I came across this photo of Maccaferri in Summerfield's "The Classical Guitar" (2nd ed.). Supposedly it's from 1926, a period that that great article Michael posted <http://www.djangobooks.com/archives/2005/12/29/mario_maccaferri_plays_classical_guitar.html#000467>
; said that Mario was in London, becoming friends with Segovia, and working on guitar prototypes. If the date is correct, it's interesting to note how early the basic D-Hole design elements were in place, the cutaway and soundhole.
Any nylon-string affcianados out there ever played a Maccaferri-style nylon string guitar, either by Selmer or a modern luthier? Are there any disadvantages, tonally or otherwise, between a Mac classical and the standard Torres / Ramirez-type instruments?
Also attached, another photo of a wacky classical guitar being played buy English (by way of Russia) guitarist Boris Perott, a guitar that seems to be related to the strange double cuttaway that Django is seen playing in an early photo.
Finally, a photo familiar to most of you, either from the cover of Michael's "Unaccompanied Django" or from elsewhere, of Django playing a Maccaferri classical. I didn't realize that he was playing a classical in this photo until my copy of Michael's book arrived. There aren't any recordings of Django playing on a classical known to exist, are there?

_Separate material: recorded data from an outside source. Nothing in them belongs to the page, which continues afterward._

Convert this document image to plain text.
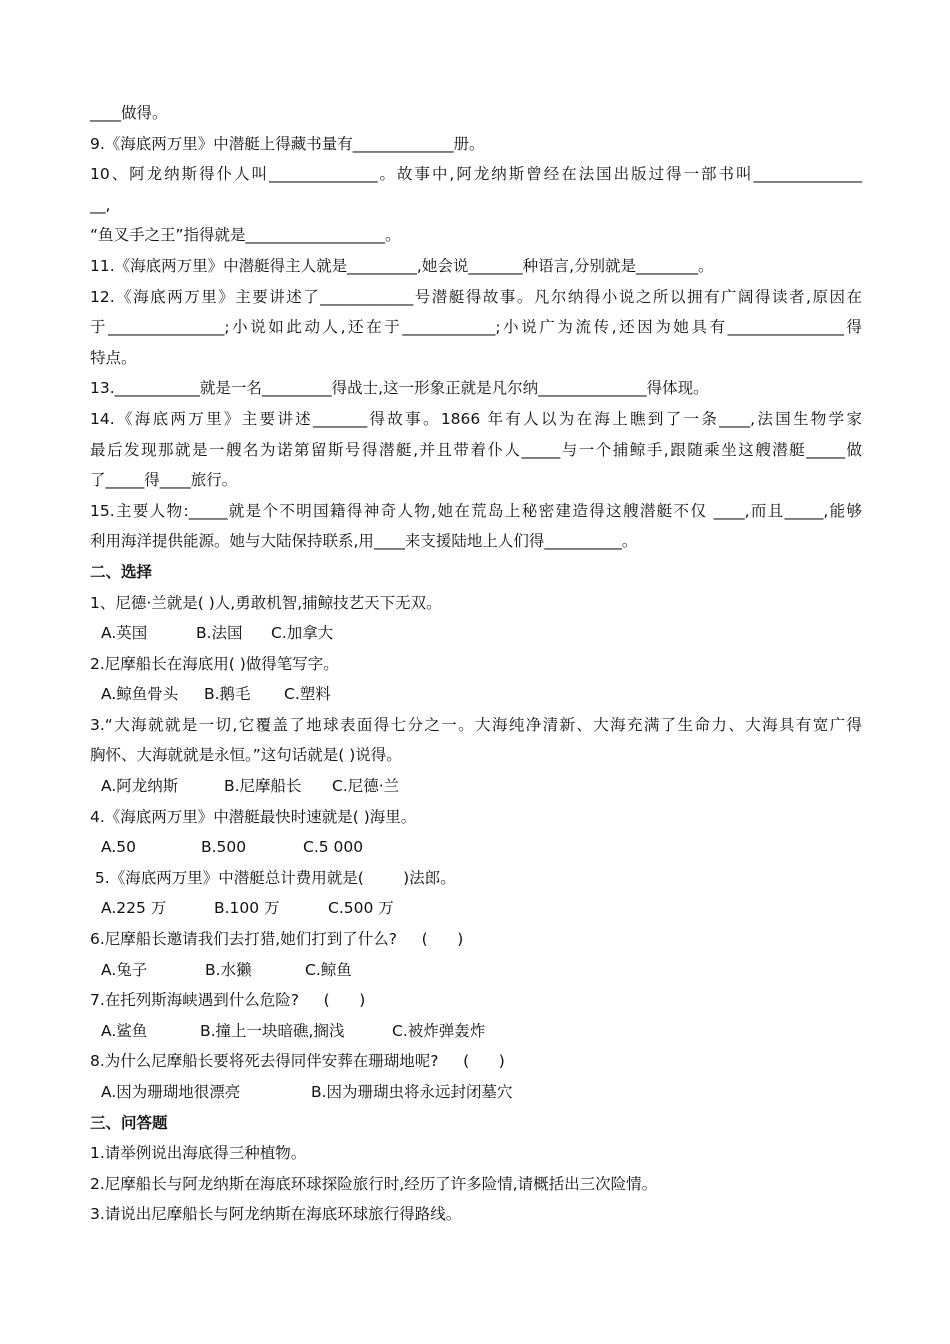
____做得。
9.《海底两万里》中潜艇上得藏书量有_____________册。
10、阿龙纳斯得仆人叫______________。故事中,阿龙纳斯曾经在法国出版过得一部书叫______________
__,
“鱼叉手之王”指得就是__________________。
11.《海底两万里》中潜艇得主人就是_________,她会说_______种语言,分别就是________。
12.《海底两万里》主要讲述了____________号潜艇得故事。凡尔纳得小说之所以拥有广阔得读者,原因在
于_______________;小说如此动人,还在于____________;小说广为流传,还因为她具有_______________得
特点。
13.___________就是一名_________得战士,这一形象正就是凡尔纳______________得体现。
14.《海底两万里》主要讲述_______得故事。1866 年有人以为在海上瞧到了一条____,法国生物学家
最后发现那就是一艘名为诺第留斯号得潜艇,并且带着仆人_____与一个捕鲸手,跟随乘坐这艘潜艇_____做
了_____得____旅行。
15.主要人物:_____就是个不明国籍得神奇人物,她在荒岛上秘密建造得这艘潜艇不仅 ____,而且_____,能够
利用海洋提供能源。她与大陆保持联系,用____来支援陆地上人们得__________。
二、选择
1、尼德·兰就是( )人,勇敢机智,捕鲸技艺天下无双。
A.英国	B.法国 C.加拿大
2.尼摩船长在海底用( )做得笔写字。
A.鲸鱼骨头 B.鹅毛 C.塑料
3.“大海就就是一切,它覆盖了地球表面得七分之一。大海纯净清新、大海充满了生命力、大海具有宽广得
胸怀、大海就就是永恒。”这句话就是( )说得。
A.阿龙纳斯	B.尼摩船长 C.尼德·兰
4.《海底两万里》中潜艇最快时速就是( )海里。
A.50	B.500	C.5 000
5.《海底两万里》中潜艇总计费用就是(        )法郎。
A.225 万	B.100 万	C.500 万
6.尼摩船长邀请我们去打猎,她们打到了什么?     (      )
A.兔子	B.水獭	C.鲸鱼
7.在托列斯海峡遇到什么危险?     (      )
A.鲨鱼	B.撞上一块暗礁,搁浅	C.被炸弹轰炸
8.为什么尼摩船长要将死去得同伴安葬在珊瑚地呢?     (      )
A.因为珊瑚地很漂亮	B.因为珊瑚虫将永远封闭墓穴
三、问答题
1.请举例说出海底得三种植物。
2.尼摩船长与阿龙纳斯在海底环球探险旅行时,经历了许多险情,请概括出三次险情。
3.请说出尼摩船长与阿龙纳斯在海底环球旅行得路线。
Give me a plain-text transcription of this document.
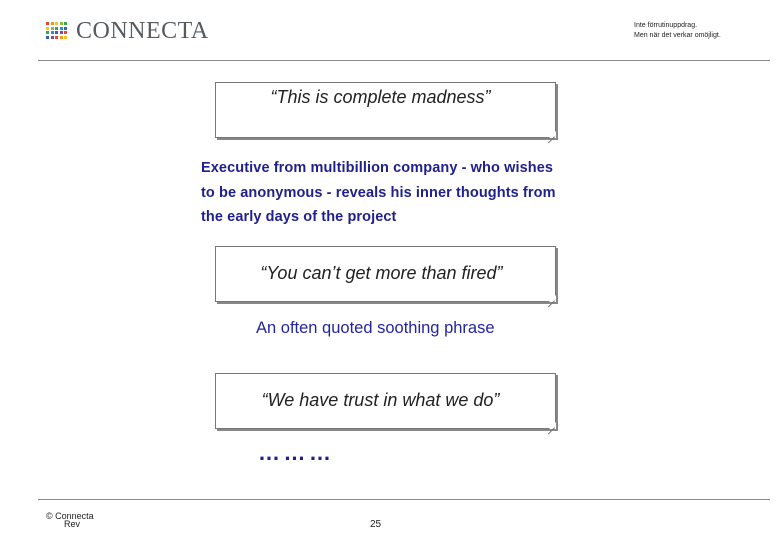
CONNECTA	Inte förrutinuppdrag.
Men när det verkar omöjligt.
“This is complete madness”
Executive from multibillion company - who wishes
to be anonymous - reveals his inner thoughts from
the early days of the project
“You can’t get more than fired”
An often quoted soothing phrase
“We have trust in what we do”
………
© Connecta
Rev	25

The strange double cutaway was made by Julian Gomez Ramirez. You can see a nice example of one from the Muse'e de la Musique in the new bio of Ste'phane Grappelli by Paul Balmer. I highly recommend trying to find a copy of "Guitar Stories Volume Two" by Michael Wright which is filled with photos of Maccaferri's work before, during, and after his association with Selmer. Of course the Francois Charle books is a must have as well.
From having read previous threads at www.hotclub.co.uk/ and www.guitarseminars.com I believe that Django did make several recordings with the gut string Mac.
I've never played one but I've heard that they have a unique sound much different than the standard classical popularized by Segovia. I believe that Mario was somewhat of a classical prodigy himself and somewhat of a rival to Segovia. I'm no expert on such things but I believe that classical technique was not as standardized then as it is now. While Segovia played with the flesh of his fingertips, Mario fell under the spell of his mentor Luigi Mozzani who played with a thumbpick and fingernails. I can't help but wonder if Maccaferri's technique may have driven certain aspects of the design.
By the way, it looks like Buffalo Brothers has a new Dell' Arte Maccaferri style classical for sale.
http://www.buffalobrosguitars.com/image ... index.html[/code]
I don't know if its on any of their recordings, though...
If he did, none were ever released. I've listened to the 20 double-CDs Integrale and have yet to spot even a doubt for a gut-stringed guitar.
Those long-shadowed "artistic" pictures of Django with Maccaferri Concert were taken on one photo-session for Selmer to use in its marketing campaigns and advertisments. In return for his modelling Django got the right to pick guitars at will from the store (before the war). There are no real-live photos nor audio traces of Django with this model. I assume he used his deal for jazz models only.
Well, it wouldn't be the first time that one of my beliefs turned out to be wrong. If so, then I stand corrected and I thank you.
A German luthier named Henning Doderer makes acoustic basses of this design - for all I know he makes guitars too. Here are a few photos.
Thanks for the info! It would be fun to try and build a guitar in this style some day! Think it would sell?
Are you sure? Listen to "Un Baiser" from 1935 on Integrale Vol.2. It sounds like it could be gut-stringed to me.
A good suggestion...but no. If you listen to the upper register and especially the sound of the bended strings it becomes quite obvious (at least IMHO): a regular flat-top (not a SelMac) with old worn-out strings.